OpenAI cancella ‘per sbaglio’ prove nella causa col New York Times

by | 23 Nov 2024 | Legal

Tempo di lettura: 3 minuti

Fossimo a Roma, commenteremmo la notizia su OpenAI, riportata da The Verge, con un “ma che, davvero”? Invece no, è tutto accaduto realmente.

E a noi italiani, abituati alla massima di Giulio Andreotti che “a pensare male si fa peccato, ma spesso ci si azzecca”, un po’ viene da sorridere.

Il pregresso

Tutto inizia nel dicembre 2023, quando il New York Times accusa OpenAI e il suo partner Microsoft di aver utilizzato milioni dei suoi articoli per addestrare i modelli di intelligenza artificiale di Sam Altman, senza autorizzazione.

Secondo il Times, ciò viola i diritti di copyright e porta ChatGPT a competere direttamente coi contenuti editoriali del giornale.

Per suffragare queste tesi, nel corso di quest’anno i legali del NYT hanno analizzato oltre 150 ore di dati d’addestramento del modello di intelligenza artificiale, cercando prove che dimostrassero l’utilizzo non autorizzato dei loro articoli.

Whoopsie!

Arriviamo così alla news di oggi. Avete presente tutte quelle faticose ore di lavoro? Ebbene, sono state inutili dal momento che è emerso che OpenAI ha accidentalmente cancellato i relativi dati, compromettendo così quanto raccolto dal New York Times.

A raccontare l’episodio è un documento presentato in tribunale pochi giorni fa, nel quale l’azienda di Sam Altman ammette l’errore, definendolo un “problema tecnico”, pur non spiegando come sia avvenuto questo errore né cosa contenessero esattamente i dati.

“Sto facendo seguito alla questione sollevata nella mia email del 15 novembre”, si legge a cavallo di pagina 2 e 3, “relativa al fatto che i contenuti dell’SSD di una delle macchine virtuali dedicate che stavamo utilizzando per l’ispezione dei dati di addestramento sono stati cancellati da OpenAI. Dopo aver parlato questa mattina con i nostri consulenti, abbiamo appreso che, sebbene una quantità significativa dei dati cancellati da OpenAI sia stata recuperata, la struttura delle cartelle e i nomi dei file sono stati irrimediabilmente persi, il che purtroppo rende i dati recuperati inutilizzabili.”

Dal documento si apprende quindi che OpenAI avrebbe tentato di recuperare i dati eliminati. Purtroppo, e immaginiamo il rammarico di Sam Altman in questo difficile momento, quanto è stato recuperato risulta incompleto e dunque inutilizzabile. Il che rende impossibile dimostrare con precisione l’eventuale utilizzo degli articoli del quotidiano da parte di OpenAI per addestrare i ChatGPT.

I legali di OpenAI definiscono a pagina 4 la cancellazione accidentale un “glitch,” mentre gli avvocati del Times dimostrano un grande fairplay affermando di non avere motivo di sospettare intenzionalità da parte dell’azienda di Sam Altman.

Va notato che OpenAI ha scelto di non presentare l’aggiornamento congiunto in tribunale col New York Times.

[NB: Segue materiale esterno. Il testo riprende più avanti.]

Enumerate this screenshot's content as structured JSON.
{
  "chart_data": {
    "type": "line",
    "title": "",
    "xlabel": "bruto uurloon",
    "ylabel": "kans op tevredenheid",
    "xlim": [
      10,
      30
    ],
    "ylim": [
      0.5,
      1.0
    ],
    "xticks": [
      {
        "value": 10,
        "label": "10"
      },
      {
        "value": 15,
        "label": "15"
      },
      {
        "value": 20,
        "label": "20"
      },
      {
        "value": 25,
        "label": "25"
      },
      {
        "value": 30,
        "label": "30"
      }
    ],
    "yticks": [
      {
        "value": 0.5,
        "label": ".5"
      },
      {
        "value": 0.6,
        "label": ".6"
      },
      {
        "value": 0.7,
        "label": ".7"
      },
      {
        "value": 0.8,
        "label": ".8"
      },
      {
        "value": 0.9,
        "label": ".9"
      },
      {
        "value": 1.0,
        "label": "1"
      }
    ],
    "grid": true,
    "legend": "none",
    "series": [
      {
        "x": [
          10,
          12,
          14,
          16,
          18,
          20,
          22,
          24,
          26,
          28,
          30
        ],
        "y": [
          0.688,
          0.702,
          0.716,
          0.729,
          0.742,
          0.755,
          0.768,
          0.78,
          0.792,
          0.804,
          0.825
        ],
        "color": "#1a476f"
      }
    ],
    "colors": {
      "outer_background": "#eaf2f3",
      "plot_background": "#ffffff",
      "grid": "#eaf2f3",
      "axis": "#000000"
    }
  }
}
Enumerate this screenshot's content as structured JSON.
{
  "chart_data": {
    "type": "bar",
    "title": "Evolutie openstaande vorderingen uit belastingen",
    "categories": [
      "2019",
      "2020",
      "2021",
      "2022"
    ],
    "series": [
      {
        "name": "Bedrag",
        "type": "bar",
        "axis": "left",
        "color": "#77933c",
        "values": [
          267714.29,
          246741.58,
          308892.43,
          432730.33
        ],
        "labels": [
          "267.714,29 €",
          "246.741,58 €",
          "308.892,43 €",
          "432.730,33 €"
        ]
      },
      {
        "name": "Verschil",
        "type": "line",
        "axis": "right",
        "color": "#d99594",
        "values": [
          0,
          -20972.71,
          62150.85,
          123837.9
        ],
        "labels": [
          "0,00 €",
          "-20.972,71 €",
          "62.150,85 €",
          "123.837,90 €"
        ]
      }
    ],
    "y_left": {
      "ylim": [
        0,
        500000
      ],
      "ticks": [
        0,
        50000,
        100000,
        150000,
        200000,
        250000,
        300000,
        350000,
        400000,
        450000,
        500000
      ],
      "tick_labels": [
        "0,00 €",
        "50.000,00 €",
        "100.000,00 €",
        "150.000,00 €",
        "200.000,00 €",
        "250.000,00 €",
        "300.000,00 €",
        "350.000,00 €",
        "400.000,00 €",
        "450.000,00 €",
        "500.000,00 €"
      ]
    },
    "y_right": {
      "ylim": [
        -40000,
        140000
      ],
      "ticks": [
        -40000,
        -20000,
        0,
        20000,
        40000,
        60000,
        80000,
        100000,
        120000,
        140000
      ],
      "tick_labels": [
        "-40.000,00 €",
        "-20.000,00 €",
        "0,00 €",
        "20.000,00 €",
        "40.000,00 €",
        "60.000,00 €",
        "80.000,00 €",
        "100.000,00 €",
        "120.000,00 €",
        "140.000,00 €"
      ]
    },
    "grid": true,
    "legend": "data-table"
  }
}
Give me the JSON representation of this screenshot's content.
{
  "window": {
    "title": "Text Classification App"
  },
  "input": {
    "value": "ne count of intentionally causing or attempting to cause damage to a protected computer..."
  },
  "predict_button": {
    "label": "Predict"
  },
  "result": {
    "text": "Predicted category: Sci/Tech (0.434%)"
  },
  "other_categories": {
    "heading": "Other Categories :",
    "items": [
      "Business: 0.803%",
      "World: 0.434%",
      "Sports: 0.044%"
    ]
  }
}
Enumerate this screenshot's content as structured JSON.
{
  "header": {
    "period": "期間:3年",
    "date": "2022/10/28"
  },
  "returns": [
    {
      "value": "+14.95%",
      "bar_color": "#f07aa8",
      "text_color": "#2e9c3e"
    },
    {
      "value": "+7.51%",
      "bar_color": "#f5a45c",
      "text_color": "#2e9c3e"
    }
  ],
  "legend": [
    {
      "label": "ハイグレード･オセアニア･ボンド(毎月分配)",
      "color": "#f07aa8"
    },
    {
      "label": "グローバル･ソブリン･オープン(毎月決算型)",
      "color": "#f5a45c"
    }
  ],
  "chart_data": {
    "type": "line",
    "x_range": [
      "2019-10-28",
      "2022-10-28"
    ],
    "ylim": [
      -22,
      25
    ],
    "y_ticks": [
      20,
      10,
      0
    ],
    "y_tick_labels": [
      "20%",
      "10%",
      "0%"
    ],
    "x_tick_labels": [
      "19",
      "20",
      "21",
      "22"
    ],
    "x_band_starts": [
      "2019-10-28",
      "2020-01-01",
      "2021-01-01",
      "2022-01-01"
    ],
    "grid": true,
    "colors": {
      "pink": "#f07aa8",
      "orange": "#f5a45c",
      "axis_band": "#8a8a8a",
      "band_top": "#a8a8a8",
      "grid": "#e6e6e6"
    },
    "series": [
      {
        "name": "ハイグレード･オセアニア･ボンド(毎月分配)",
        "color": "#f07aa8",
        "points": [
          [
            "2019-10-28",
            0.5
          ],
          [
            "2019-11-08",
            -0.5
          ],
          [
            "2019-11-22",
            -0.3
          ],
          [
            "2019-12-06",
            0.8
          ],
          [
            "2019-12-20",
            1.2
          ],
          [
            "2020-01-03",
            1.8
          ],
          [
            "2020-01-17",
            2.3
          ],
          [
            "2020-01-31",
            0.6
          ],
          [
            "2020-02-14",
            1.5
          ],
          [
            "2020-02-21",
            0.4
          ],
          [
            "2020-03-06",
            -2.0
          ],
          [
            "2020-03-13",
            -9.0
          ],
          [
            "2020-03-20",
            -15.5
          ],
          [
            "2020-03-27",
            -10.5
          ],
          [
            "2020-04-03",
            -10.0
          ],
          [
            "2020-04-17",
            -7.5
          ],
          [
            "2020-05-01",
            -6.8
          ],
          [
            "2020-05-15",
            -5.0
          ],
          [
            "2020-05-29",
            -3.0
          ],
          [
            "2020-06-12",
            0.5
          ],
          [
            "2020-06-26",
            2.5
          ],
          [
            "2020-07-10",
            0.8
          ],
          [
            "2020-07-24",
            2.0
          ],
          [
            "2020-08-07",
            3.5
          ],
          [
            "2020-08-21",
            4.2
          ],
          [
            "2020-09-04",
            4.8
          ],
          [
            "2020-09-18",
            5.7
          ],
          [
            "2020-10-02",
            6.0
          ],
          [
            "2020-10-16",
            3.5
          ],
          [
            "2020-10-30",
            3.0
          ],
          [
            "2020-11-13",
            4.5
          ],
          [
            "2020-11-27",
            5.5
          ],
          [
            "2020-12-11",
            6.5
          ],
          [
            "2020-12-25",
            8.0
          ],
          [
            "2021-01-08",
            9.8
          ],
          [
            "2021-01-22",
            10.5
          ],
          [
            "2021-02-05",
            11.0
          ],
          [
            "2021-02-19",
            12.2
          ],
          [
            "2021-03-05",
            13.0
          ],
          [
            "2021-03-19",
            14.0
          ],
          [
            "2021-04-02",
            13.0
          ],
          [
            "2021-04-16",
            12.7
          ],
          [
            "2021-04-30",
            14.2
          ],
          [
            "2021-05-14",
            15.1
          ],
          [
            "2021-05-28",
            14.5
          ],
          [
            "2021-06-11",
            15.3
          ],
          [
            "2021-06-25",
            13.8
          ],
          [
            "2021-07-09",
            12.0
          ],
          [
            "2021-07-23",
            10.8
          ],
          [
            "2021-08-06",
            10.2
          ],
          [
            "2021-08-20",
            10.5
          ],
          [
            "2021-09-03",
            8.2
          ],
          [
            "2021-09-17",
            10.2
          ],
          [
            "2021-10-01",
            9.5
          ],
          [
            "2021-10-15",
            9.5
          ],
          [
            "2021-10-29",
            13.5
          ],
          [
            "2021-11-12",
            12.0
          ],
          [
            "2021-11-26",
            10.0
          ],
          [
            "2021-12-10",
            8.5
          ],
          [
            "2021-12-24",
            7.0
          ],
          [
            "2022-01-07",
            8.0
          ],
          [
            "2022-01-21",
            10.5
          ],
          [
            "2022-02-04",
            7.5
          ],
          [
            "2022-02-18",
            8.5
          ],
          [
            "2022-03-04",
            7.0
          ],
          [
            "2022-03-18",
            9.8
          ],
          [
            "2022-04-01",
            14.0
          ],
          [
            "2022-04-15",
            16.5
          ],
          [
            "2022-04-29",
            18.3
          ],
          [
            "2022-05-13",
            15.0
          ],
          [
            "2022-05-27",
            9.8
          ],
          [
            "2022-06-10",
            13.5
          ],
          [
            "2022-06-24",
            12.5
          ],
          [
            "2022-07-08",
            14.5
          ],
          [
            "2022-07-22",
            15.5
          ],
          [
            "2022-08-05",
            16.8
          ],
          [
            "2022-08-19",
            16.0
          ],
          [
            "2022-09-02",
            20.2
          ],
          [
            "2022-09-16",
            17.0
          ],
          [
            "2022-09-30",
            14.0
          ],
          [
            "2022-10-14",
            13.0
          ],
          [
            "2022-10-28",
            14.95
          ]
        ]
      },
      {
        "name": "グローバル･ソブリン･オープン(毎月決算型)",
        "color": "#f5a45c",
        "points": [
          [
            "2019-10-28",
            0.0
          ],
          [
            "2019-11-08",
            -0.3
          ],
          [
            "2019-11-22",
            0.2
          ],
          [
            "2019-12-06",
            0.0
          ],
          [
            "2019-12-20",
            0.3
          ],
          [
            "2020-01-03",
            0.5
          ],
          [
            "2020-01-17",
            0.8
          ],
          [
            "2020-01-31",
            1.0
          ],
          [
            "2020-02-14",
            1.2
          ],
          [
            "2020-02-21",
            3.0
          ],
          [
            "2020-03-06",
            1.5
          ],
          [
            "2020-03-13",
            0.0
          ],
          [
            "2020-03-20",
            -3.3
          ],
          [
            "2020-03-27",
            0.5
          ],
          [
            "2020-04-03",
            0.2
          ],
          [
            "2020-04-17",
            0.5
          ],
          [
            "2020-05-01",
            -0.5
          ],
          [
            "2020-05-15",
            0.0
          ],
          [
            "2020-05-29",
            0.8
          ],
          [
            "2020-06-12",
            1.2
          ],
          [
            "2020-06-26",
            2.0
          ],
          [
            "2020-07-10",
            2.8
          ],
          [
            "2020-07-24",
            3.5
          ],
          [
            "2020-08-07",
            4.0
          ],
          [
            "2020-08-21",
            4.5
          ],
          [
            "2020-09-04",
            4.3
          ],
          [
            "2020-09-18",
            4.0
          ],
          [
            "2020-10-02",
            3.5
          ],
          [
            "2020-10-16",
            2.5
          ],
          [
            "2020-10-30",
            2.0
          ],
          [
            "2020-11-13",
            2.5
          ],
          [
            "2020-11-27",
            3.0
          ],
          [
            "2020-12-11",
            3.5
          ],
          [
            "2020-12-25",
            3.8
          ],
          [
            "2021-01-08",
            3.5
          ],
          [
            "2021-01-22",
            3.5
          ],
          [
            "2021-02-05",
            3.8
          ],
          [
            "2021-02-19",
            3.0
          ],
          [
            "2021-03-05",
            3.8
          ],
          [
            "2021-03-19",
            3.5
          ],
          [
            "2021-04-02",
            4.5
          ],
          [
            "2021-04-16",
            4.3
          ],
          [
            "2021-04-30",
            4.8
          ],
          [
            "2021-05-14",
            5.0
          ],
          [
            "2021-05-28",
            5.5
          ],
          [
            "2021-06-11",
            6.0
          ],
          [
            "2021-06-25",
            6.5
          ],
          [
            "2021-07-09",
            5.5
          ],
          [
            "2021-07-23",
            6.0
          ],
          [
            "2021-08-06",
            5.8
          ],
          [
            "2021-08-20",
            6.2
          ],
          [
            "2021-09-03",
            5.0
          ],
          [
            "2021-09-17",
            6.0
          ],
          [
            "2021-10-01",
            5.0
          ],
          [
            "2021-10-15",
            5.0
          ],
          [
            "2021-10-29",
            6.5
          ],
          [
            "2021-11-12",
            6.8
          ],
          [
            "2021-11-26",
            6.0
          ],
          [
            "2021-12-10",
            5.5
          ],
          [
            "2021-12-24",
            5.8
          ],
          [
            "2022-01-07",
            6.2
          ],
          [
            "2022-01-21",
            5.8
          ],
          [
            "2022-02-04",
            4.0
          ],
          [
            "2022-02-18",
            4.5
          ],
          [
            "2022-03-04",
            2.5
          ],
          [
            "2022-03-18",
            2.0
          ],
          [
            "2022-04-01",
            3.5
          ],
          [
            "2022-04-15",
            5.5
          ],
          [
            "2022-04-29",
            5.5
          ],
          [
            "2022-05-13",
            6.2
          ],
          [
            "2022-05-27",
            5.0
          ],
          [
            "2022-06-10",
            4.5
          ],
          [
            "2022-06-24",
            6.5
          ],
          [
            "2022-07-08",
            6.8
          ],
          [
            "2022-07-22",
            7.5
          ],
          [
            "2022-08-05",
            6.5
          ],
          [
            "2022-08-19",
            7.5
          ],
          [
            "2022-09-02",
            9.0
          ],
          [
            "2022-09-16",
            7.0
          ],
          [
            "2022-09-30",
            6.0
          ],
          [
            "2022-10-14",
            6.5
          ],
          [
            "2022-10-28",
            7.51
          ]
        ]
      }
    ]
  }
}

La dichiarazione è stata pertanto firmata dall’avvocato Jennifer Maisel, rappresentante della testata giornalistica, per notificare formalmente l’accaduto.

OpenAI, attraverso il suo portavoce Jason Deutrom, ha annunciato che presenterà una propria versione dei fatti nei prossimi giorni. Il Times ha rifiutato di commentare ulteriormente.

La battaglia miliardaria del Times

La richiesta di risarcimento di New York Times Company è gigantesca: si parla infatti di “miliardi di dollari” in danni legali e reali per l’uso non autorizzato dei suoi articoli.

Finora, lo scontro legale è costato oltre un milione di dollari al Times. Un prezzo irrisorio per il celebre quotidiano americano, ma difficile da sostenere per molti altri editori. Il che pone una domanda: chi può permettersi di sfidare giganti tecnologici come OpenAI?

Non è un caso, pertanto, che grandi gruppi editoriali come Axel Springer, Conde Nast e Vox Media abbiano preferito adottare un’altra strategia, siglando accordi proprio con OpenAI.

La partnership con l’azienda californiana è senza dubbio una scelta più sicura e remunerativa, rispetto a una costosa disputa legale. Tanto più se le informazioni più importanti possono sparire dall’oggi al domani, per errore.